Author: Jordan Orr, MD
Co Author #1: Adam Lewno, DO
Senior Editor: Carolyn Landsberg, MD
Editor: Jacob Miller, MD
Patient Presentation:
19 year old female collegiate and semi-pro soccer player with three year history of progressive bilateral exertional leg pain
History:
The patient reported bilateral lower extremity pain and paresthesias extending down her posterior and lateral legs to the plantar foot. This occurred after 15-20 minutes of soccer activity and rapidly improved after stopping running. It was possibly accompanied by foot weakness. She denied symptoms while weight training or biking. She performed no additional training outside of soccer. She had no change in her cleats or shoes and denied a change in playing surface. She denied any trauma, skin changes, tripping/falling, increased pain along her lateral calf, ankle swelling, bulging, or focal throbbing of tissues. She performed physical therapy with her athletic trainer without improvement. She tried ibuprofen, gel cups, and shoe inserts without relief. She denied any lower extremity surgeries, injections, chiropractic care, massage, acupuncture, or cupping. Chronic exertional compartment syndrome testing performed previously was negative, but she did not reach her normal level of pain during the test. She had no significant past medical or surgical history, used no medications, and had no allergies. She had a family history of Factor V Leiden in her mother, maternal aunt, and maternal grandmother.
Physical Exam:
Vitals: Blood pressure 127/66, heart rate 75, body mass index 22.07. General: No acute distress, well developed.

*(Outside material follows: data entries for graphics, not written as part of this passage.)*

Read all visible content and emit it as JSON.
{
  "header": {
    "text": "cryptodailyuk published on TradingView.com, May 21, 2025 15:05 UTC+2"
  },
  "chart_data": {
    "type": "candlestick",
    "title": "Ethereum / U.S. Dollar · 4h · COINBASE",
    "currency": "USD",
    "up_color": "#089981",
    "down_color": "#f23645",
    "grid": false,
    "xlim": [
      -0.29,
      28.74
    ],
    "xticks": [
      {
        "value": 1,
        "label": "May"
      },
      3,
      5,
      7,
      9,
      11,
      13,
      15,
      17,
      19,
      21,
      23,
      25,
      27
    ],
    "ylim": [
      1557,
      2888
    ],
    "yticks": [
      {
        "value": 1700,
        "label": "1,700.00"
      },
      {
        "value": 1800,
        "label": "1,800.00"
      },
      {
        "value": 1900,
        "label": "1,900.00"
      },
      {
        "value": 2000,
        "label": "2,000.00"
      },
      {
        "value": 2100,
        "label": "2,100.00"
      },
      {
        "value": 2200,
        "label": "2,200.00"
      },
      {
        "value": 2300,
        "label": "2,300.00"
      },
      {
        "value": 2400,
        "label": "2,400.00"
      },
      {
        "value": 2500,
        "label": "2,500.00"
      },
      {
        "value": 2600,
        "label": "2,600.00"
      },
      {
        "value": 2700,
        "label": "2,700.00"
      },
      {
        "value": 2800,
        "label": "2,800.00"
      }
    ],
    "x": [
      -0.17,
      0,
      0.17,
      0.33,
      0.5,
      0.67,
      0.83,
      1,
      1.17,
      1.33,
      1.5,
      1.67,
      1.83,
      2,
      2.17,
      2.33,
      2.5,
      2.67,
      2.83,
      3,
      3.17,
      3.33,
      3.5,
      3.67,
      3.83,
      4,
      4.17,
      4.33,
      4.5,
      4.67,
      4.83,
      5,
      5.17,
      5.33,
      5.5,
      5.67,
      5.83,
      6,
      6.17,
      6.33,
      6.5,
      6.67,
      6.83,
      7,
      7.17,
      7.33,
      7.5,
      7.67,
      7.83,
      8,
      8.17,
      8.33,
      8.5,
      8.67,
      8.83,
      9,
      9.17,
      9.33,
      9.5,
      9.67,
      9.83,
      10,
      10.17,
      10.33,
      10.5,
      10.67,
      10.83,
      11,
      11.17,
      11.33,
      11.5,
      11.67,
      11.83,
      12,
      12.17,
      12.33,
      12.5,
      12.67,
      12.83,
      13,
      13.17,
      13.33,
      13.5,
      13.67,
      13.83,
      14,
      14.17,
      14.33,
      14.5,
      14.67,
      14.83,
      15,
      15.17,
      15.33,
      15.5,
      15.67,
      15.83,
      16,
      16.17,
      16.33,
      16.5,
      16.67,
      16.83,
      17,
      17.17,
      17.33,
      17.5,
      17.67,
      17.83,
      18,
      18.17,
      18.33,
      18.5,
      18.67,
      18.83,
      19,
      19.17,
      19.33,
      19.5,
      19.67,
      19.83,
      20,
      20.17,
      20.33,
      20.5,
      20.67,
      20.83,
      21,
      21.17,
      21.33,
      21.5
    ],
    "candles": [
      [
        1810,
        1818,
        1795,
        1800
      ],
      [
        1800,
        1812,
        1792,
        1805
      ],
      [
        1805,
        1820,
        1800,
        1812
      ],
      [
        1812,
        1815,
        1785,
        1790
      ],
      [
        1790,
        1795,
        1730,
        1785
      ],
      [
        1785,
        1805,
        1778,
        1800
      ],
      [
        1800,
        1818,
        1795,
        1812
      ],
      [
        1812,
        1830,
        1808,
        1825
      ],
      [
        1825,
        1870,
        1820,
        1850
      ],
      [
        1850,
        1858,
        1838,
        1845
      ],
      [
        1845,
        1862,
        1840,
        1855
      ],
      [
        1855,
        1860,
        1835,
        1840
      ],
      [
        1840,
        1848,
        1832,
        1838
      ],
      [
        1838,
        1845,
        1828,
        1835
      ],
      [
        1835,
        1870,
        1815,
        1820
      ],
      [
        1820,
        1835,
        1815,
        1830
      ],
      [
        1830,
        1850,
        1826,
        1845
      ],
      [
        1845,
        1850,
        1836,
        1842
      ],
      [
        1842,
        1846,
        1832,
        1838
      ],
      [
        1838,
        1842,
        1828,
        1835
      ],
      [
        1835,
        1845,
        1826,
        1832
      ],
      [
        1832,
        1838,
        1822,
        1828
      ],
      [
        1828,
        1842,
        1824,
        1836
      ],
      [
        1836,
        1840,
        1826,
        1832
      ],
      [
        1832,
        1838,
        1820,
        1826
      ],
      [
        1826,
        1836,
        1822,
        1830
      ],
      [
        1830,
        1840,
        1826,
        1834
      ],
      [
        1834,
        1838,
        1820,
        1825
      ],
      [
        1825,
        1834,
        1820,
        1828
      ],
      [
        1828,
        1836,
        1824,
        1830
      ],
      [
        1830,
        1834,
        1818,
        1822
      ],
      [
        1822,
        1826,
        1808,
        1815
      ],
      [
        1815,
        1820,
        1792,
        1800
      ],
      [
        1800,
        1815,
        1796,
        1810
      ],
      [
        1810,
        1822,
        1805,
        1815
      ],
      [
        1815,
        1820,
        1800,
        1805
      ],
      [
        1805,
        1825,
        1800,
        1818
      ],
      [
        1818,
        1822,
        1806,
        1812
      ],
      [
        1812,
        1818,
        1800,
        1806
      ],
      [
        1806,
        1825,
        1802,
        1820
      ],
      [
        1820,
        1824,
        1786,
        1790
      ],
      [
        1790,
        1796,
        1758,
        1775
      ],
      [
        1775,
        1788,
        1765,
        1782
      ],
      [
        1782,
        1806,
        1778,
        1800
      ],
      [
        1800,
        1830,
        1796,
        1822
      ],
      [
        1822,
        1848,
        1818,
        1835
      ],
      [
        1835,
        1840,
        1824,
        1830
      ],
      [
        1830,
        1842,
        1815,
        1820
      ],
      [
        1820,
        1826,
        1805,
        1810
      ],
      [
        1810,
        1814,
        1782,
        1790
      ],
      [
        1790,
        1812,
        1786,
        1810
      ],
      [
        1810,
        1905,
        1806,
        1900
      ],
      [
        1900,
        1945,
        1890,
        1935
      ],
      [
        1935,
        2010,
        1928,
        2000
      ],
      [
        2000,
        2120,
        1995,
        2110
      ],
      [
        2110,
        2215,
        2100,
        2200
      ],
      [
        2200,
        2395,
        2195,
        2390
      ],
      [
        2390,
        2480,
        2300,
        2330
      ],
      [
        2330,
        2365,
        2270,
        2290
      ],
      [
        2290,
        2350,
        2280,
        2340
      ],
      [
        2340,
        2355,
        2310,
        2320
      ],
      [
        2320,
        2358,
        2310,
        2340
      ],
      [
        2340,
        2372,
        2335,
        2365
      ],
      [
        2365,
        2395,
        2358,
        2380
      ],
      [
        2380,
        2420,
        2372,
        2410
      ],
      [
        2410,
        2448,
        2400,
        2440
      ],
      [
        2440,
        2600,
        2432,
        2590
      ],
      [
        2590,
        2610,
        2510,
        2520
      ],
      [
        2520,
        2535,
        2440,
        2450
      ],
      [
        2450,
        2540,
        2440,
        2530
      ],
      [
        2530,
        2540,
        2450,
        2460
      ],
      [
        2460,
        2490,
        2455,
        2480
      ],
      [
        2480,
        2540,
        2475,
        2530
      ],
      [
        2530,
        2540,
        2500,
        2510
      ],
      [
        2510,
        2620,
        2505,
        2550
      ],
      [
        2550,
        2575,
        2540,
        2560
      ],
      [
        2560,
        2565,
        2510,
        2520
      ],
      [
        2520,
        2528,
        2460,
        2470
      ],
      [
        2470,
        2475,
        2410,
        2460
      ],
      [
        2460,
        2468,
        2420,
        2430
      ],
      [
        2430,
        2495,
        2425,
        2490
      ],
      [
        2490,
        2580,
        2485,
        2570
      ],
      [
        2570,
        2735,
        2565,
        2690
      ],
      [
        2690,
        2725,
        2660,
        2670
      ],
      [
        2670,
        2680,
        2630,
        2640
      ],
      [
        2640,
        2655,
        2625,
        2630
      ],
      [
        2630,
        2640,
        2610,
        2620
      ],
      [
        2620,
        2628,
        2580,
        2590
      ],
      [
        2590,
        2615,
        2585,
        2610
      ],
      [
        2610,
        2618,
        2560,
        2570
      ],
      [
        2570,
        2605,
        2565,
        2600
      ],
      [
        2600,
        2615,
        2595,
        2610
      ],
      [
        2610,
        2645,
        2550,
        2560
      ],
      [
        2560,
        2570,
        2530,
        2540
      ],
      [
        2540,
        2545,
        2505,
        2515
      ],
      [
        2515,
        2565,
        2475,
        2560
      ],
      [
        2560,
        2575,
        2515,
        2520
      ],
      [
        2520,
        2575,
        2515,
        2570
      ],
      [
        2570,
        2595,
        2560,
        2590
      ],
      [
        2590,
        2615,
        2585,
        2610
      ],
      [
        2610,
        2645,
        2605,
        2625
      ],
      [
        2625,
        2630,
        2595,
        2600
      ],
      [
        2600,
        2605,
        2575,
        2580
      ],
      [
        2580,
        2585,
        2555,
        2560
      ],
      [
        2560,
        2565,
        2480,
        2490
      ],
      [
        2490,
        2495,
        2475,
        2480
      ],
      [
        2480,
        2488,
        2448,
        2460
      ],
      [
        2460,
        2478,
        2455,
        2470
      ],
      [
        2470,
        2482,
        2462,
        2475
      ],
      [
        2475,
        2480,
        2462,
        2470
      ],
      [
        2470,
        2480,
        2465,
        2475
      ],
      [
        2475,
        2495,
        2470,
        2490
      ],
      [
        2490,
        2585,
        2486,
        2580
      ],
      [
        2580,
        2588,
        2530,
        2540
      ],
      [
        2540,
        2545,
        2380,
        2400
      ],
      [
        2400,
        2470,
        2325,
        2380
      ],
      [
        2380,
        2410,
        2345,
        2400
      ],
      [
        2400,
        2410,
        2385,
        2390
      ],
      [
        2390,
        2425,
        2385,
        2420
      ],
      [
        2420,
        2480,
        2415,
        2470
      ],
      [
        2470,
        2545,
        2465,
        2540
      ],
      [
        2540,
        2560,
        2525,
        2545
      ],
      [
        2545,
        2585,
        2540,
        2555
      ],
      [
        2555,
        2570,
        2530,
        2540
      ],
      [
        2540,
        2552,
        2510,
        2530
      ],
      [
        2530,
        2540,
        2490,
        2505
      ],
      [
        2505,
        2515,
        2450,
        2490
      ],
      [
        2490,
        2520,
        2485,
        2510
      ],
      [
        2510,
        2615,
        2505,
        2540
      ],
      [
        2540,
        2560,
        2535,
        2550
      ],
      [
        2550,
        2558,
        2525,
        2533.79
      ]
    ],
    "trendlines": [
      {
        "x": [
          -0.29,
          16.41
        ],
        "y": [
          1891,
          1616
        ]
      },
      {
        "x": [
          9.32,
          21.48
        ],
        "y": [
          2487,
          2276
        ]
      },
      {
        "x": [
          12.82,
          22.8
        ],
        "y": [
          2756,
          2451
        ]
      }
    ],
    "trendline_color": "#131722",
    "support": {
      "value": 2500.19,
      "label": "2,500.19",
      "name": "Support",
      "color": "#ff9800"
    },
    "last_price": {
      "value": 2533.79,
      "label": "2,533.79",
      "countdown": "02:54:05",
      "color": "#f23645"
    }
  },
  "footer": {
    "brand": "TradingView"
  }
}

Respiratory and Cardiovascular: within normal limits. Neuromuscular: Full active range of motion of bilateral hips, knees, and ankles. 5/5 strength in lower extremities. Sensation to light touch grossly intact over L2 to S2. Proprioception intact at great toes. Reflexes: 2 plus and symmetric at Patellar and Achilles tendons. Gait: Without abnormality, neutral hind foot with mild flexible pes planus. Focused lower limb exam: No swelling, erythema or ecchymosis. Popliteal space without palpable cyst or mass. No tenderness to palpation of foot, distal leg, or ankle structures. Slight decrease in dorsalis pedis pulse during dorsiflexion in knee extension. Otherwise, no change in dorsalis pedis or posterior tibial pulses during dorsi or plantarflexion when performed in full knee flexion. Negative Tinel's at the fibular head bilaterally, normal fibular head motion bilaterally.